Julia Powles is Associate Professor of Law and Technology at the University of Western Australia and Director of the Minderoo Tech & Policy Lab there. Scientifically trained and experienced in national and international policy-making, her research focuses on civic and rights-based responses to emerging technologies. She is an expert in privacy, intellectual property, internet governance, and the law and politics of data, automation, and artificial intelligence. Prior to joining UWA, Julia held academic appointments at New York University, Cornell Tech, and the University of Cambridge. She also worked in the Office of the Director General of the World Intellectual Property Organisation, in legal practice, as a contributing editor and policy fellow at the Guardian, as a bioscience researcher, and as a judicial associate in the Federal Court of Australia and Commonwealth Administrative Appeals Tribunal.
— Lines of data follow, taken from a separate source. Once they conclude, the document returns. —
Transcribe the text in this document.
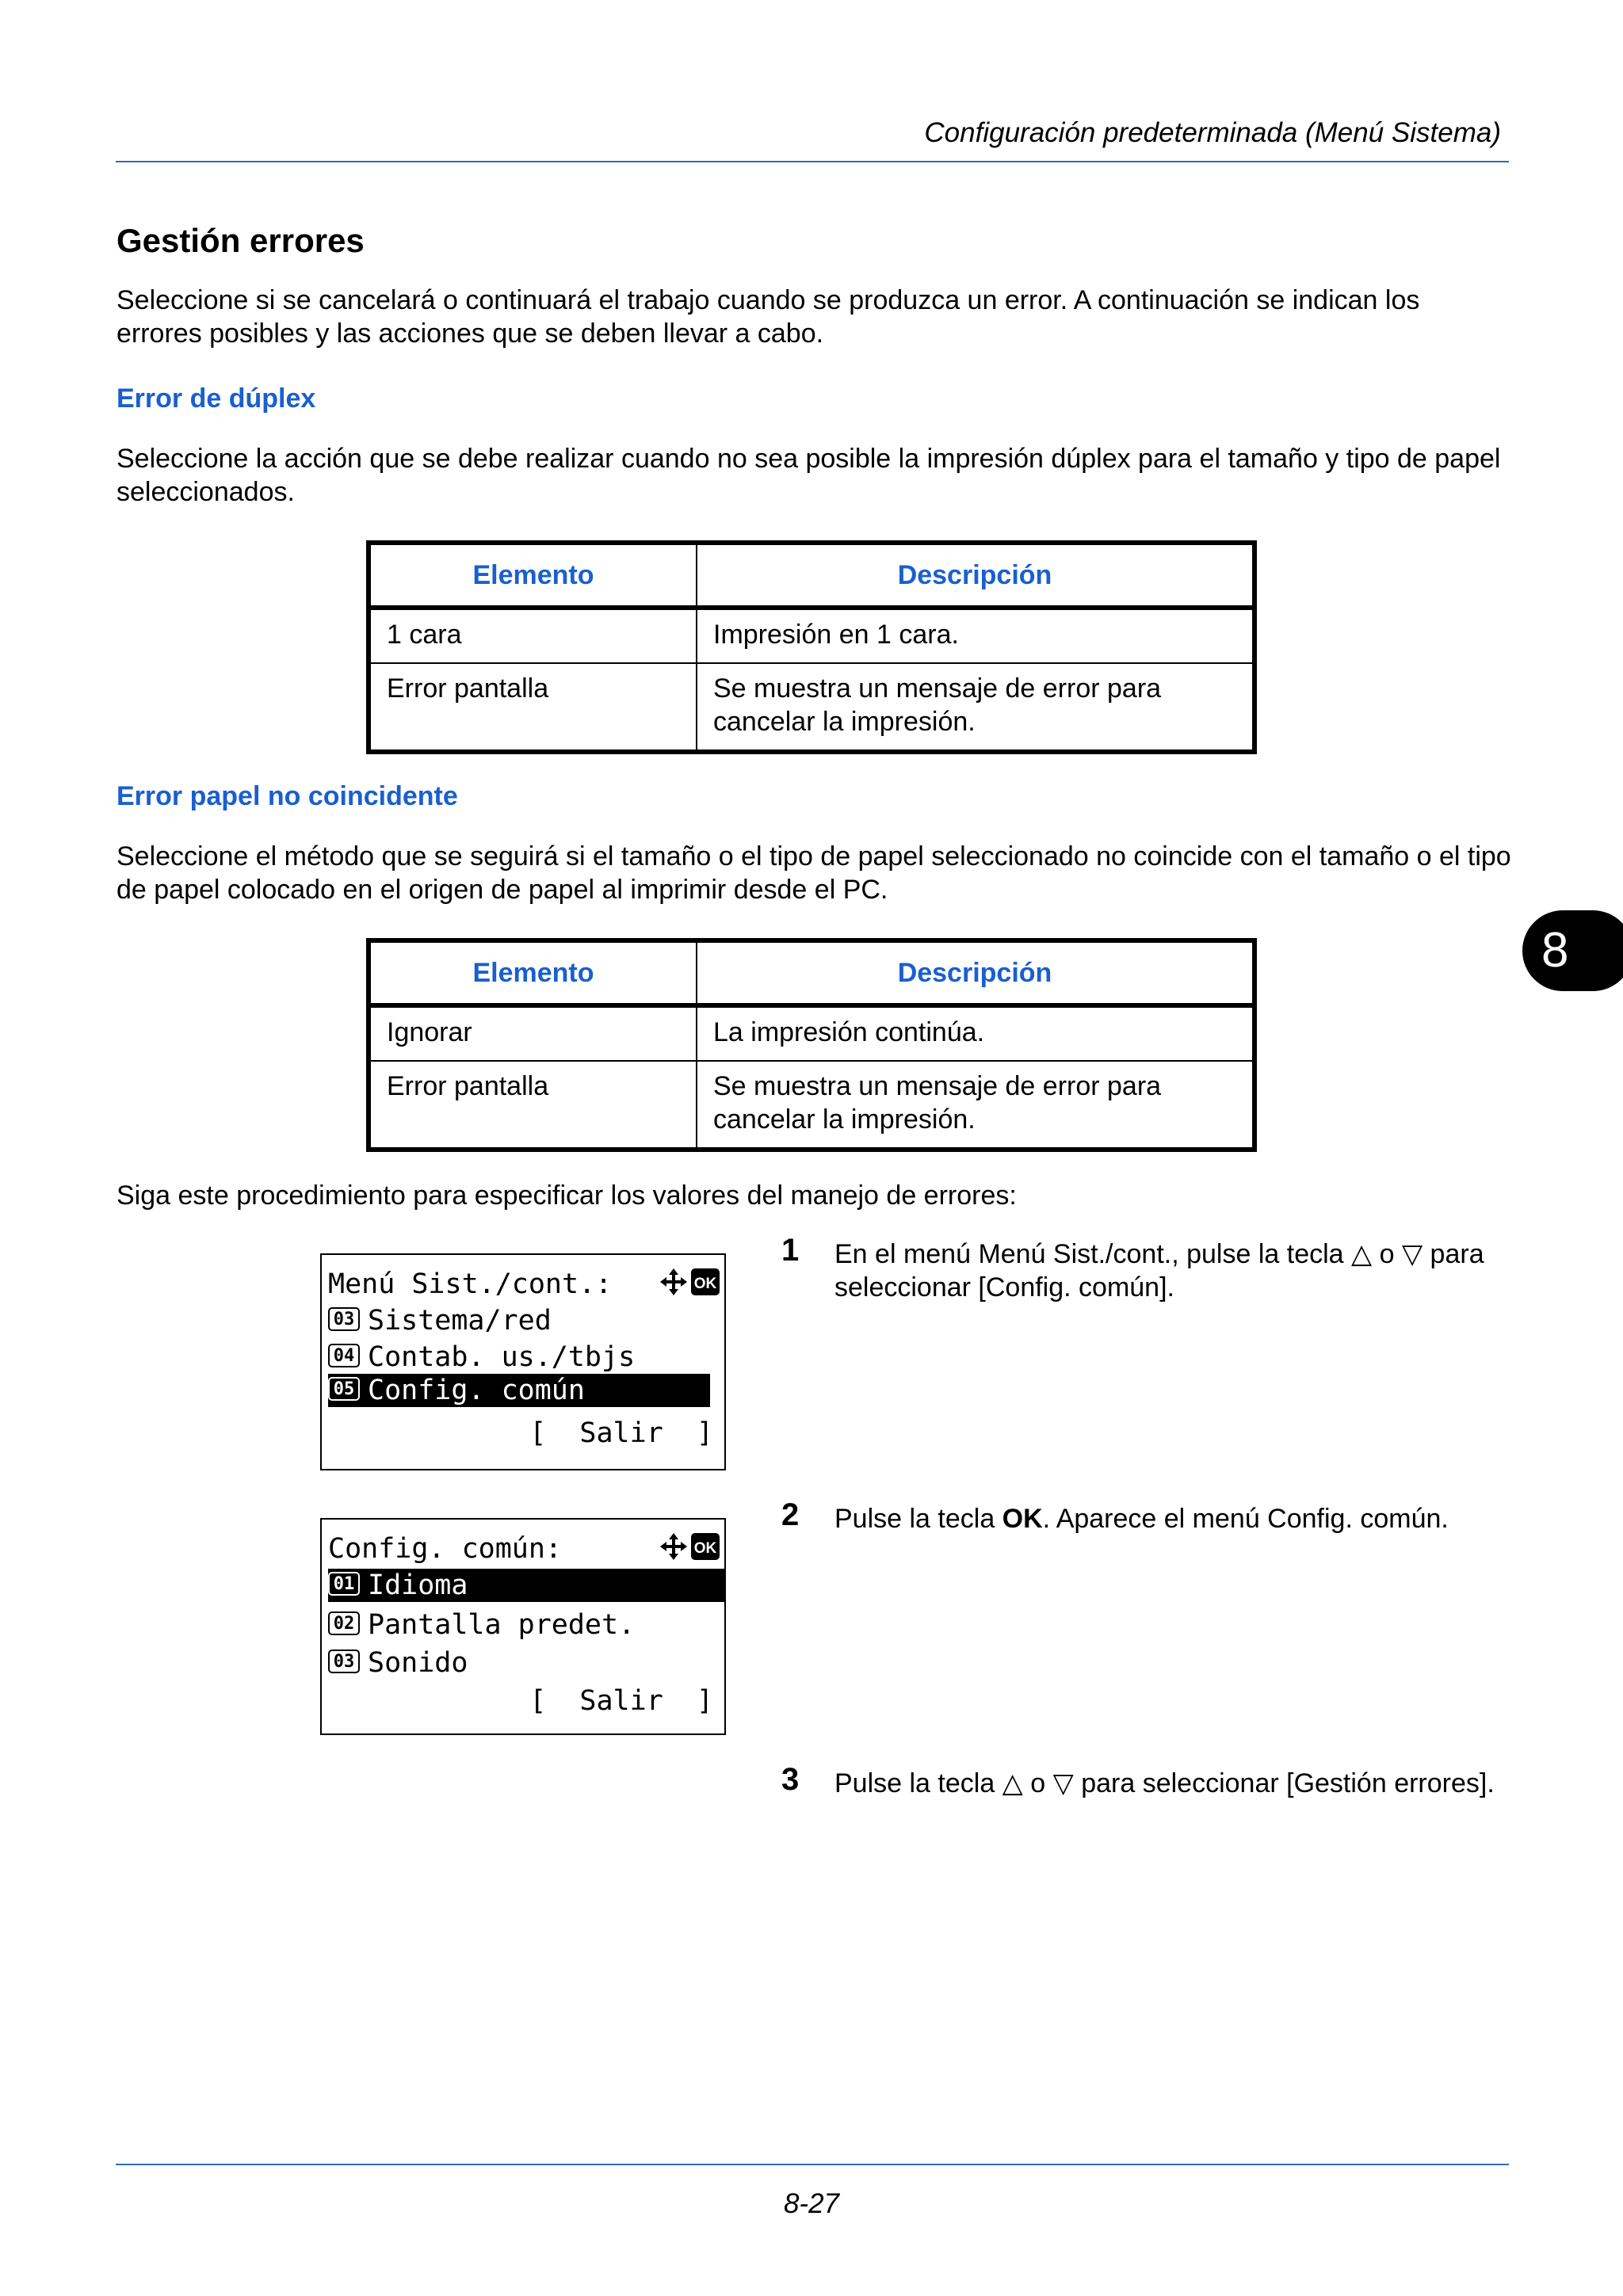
Configuración predeterminada (Menú Sistema)
Gestión errores
Seleccione si se cancelará o continuará el trabajo cuando se produzca un error. A continuación se indican los errores posibles y las acciones que se deben llevar a cabo.
Error de dúplex
Seleccione la acción que se debe realizar cuando no sea posible la impresión dúplex para el tamaño y tipo de papel seleccionados.
Elemento	Descripción
1 cara	Impresión en 1 cara.
Error pantalla	Se muestra un mensaje de error para cancelar la impresión.
Error papel no coincidente
Seleccione el método que se seguirá si el tamaño o el tipo de papel seleccionado no coincide con el tamaño o el tipo de papel colocado en el origen de papel al imprimir desde el PC.
Elemento	Descripción
Ignorar	La impresión continúa.
Error pantalla	Se muestra un mensaje de error para cancelar la impresión.
8
Siga este procedimiento para especificar los valores del manejo de errores:
Menú Sist./cont.:	OK
03 Sistema/red
04 Contab. us./tbjs
05 Config. común
[  Salir  ]
Config. común:	OK
01 Idioma
02 Pantalla predet.
03 Sonido
[  Salir  ]
1 En el menú Menú Sist./cont., pulse la tecla △ o ▽ para seleccionar [Config. común].
2 Pulse la tecla OK. Aparece el menú Config. común.
3 Pulse la tecla △ o ▽ para seleccionar [Gestión errores].
8-27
John Naughton is Emeritus Professor of the Public Understanding of Technology at the Open University, Director of the Wolfson Press Fellowship Programme, the Observer’s Technology columnist and an inveterate blogger. He was co-Director on two earlier CRASSH research projects — on ‘Conspiracy and Democracy’ and ‘Technology and Democracy’. His most recent book, From Gutenberg to Zuckerberg: What You Really Need to Know about the Internet is published by Quercus.
Steven Connor is the Director of CRASSH, Grace 2 Professor of English in the University of Cambridge and Fellow of Peterhouse, Cambridge. He came to Cambridge in 2012, having been Professor of Modern Literature and Theory at Birkbeck College, London and, from 2003 to 2012, Director of the London Consortium Graduate Programme in Humanities and Cultural Studies, a collaboration between Birkbeck and cultural institutions in the capital, including Tate, the British Film Institute, the Institute of Contemporary Arts, the Architectural Association and the Science Museum. He is a writer, critic and broadcaster, who has published 25 books and edited collections, on a wide range of topics, including Dickens, Beckett, Joyce, value, ventriloquism, skin, flies and the imagination of air. Among his recent books are Dream Machines, an exploration of forms of machine fantasy or ‘psychotechnography’, and The Madness of Knowledge (2019).